Tentu model ibadah transaksional
(berhitung keuntungan yang akan diperoleh), karena takut adzab Allah dan ingin
mendapatkan surga, tidaklah dilarang. Tapi, itu levelnya rendah. Dalam proses
perjalanan spiritual selanjutnya, seseorang seharusnya meningkat. Dari takut
karena ancaman adzab dan iming-iming surga menjadi karena Cinta. Semata-mata
agar Allah SWT senang. Semata-mata agar Allah SWT meridhai kita.
Itulah hebatnya energi cinta. Namun
sayang, cinta kita di akhir zaman ini lebih mengarah kepada hal-hal yang
sifatnya materi kebendaan. Kita mau melakukan apa pun demi materi yang kita
inginkan. Tanpa sadar, kita telah terjerembah kepada pemikiran materialistik.
Di mana, siang malam yang dipikirkan hanya materi. Apa pun yang dilakukan harus
berbuah imbalan materi.
Inilah fenomena umum yang
belakangan sering kita saksikan, bahkan mungkin juga kita lakukan. Dalam
berbagai kesempatan, saya sering mengungkapkan bahwa tanpa sadar, kita sebagai
seorang muslim telah melakukan PERSELINGKUHAN. Kita ngakunya Islam, namun dalam
kehidupan sehari-hari kita tidak menjadikan ajaran Islam sebagai rujukan atau
pandangan hidup. Sebaliknya, kita menjadikan pemikiran materialistik yang tidak
diajarkan Islam, menjadi falsafah hidup atau pandangan hidup.
Inti dari perselingkuhan adalah
berpalingnya atau berpindahnya ke lain hati. Dari istri sendiri ke istri orang,
dari ajaran sediri ke ajaran orang lain. Yang pasti, perselingkungan biasanya
dilakukan secara diam-diam. Tidak mengakui, tapi melakukannya.
***
Sungguh menjadi keprihatinan
tersendiri bagi saya ketika mendengar pernyataan bahwa seorang pengurus lembaga
pendidikan di lingkungan NU, tidak mau ikut Ma’arif karena takut lembaganya
nanti dikuasai Ma’arif. Kesedihan serupa juga saya rasanya ketika ada
pertanyaan, kalau ikut Ma’arif, kami dapat
apa? Juga ada yang mengancam mau ikut organisasi non-NU gara-gara kecewa tidak
kebagian hibah dan mendapat janji bantuan dari organisasi itu.

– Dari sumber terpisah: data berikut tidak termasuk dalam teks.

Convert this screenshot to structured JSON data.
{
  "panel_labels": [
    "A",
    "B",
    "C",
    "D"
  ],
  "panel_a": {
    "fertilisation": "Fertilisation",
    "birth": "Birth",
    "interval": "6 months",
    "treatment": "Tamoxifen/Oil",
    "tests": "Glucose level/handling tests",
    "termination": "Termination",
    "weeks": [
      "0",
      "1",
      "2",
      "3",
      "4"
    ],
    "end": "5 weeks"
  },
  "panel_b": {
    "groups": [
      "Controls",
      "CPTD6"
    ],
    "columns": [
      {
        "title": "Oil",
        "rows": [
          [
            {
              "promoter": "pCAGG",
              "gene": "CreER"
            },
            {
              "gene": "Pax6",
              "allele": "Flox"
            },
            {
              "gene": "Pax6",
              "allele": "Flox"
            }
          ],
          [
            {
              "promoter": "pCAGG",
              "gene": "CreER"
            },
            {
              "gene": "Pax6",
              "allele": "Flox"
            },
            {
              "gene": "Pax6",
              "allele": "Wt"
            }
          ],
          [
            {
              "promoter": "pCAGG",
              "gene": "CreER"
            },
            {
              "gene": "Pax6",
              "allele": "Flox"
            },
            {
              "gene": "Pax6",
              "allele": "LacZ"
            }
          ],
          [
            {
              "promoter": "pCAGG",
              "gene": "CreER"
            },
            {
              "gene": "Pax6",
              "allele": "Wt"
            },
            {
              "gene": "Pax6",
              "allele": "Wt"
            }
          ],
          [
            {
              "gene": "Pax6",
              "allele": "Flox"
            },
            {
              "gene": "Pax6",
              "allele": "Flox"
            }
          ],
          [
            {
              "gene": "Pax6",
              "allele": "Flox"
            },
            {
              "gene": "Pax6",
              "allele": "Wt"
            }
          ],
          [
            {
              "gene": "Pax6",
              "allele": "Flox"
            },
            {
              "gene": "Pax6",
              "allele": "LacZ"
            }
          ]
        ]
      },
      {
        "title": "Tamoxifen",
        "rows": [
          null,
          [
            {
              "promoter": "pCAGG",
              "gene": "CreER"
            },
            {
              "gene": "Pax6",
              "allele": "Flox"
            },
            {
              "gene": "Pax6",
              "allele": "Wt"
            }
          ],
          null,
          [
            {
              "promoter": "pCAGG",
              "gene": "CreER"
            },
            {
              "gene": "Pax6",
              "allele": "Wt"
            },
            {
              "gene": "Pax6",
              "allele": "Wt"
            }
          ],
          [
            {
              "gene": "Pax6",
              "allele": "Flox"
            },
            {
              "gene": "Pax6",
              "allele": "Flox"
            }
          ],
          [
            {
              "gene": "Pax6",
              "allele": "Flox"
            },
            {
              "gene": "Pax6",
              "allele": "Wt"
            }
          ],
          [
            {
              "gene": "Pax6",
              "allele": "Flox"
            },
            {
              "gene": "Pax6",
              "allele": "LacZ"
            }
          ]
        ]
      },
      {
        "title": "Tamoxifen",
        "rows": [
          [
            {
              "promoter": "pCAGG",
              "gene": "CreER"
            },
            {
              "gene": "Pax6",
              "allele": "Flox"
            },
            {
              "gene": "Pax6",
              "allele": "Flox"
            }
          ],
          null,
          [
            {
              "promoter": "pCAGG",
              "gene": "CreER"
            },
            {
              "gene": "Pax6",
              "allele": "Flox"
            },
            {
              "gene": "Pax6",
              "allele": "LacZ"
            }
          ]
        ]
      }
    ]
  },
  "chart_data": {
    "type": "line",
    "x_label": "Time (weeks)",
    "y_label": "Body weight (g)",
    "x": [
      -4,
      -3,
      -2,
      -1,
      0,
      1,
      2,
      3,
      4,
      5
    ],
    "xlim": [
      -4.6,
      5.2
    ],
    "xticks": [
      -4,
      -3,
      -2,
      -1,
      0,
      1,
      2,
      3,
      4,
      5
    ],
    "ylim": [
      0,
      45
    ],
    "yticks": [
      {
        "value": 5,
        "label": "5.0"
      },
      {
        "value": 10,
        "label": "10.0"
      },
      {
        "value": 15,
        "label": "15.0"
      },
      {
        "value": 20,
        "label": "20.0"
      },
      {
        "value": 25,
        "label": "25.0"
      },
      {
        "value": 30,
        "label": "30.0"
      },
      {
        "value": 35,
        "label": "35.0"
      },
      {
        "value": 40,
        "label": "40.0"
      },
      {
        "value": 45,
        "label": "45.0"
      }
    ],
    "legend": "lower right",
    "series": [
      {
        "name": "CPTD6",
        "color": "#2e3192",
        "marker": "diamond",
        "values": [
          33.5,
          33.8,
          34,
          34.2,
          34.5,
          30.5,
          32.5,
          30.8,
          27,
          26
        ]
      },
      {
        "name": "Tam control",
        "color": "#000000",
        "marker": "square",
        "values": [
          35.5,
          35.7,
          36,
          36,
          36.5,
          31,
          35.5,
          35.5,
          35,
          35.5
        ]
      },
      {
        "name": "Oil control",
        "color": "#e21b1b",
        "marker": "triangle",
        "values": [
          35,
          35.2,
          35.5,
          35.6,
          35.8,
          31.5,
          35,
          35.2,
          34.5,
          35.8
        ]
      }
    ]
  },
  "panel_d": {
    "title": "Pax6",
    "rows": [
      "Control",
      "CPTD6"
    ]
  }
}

Menanggapi serangkaian pertanyataan
itu, saya biasanya melontarkan pernyataan balik, ‘’Ma’arif itu milik siapa? NU
itu milik siapa?’’ Ma’arif itu bukan milik saya atau pengurus Ma’arif lainnya.
NU juga bukan miliki Pak Ta’in (Ketua PC NU Tuban Bapak H. Musta’in Syukur) dan
pengurus PC NU lainnya. Ma’arif dan NU hakekatnya miliki kita bersama. Milik
semua orang yang berhaluan ahlussunah waljamaah.
Karena itu, saya rasa
pernyataan-pernyataan di atas sangat tidak pas diucapkan oleh seseorang yang
masih menyakini bahwa NU adalah organisasnya. Ahlussunah wal jamaah adalah
idiologinya.
Sebagai orang yang kebetulan sedang
mendapat amanah memimpin Ma’arif, saya tentu akan melakukan sesuatu yang
terbaik yang bisa saya lakukan. Insya Allah itu semua saya lakukan karena rasa
cinta. Karena saya mencintai organisasi ini. Karena saya yakin bahwa ajaran
ahlussunah waljamaah adalah ajaran yang baik dan perlu terus dipertahankan
serta diperjuangkan.
Terus terang, ketika diminta
menjadi ketua Ma’arif dulu, saya merasa berat untuk menerimanya. Saya merasa
tidak pantas. Saya bukan pemilik lembaga pendidikan. Saya bukanlah tokoh NU di
Tuban. Saya bukanlah kiai yang sangat menguasai ilmu agama. Namun, ketika yang
meminta itu adalah orang-orang yang saya pandang adalah tokoh-tokoh NU yang
selama ini telah berkorban banyak untuk NU, rasanya saya tidak kuasa menolak.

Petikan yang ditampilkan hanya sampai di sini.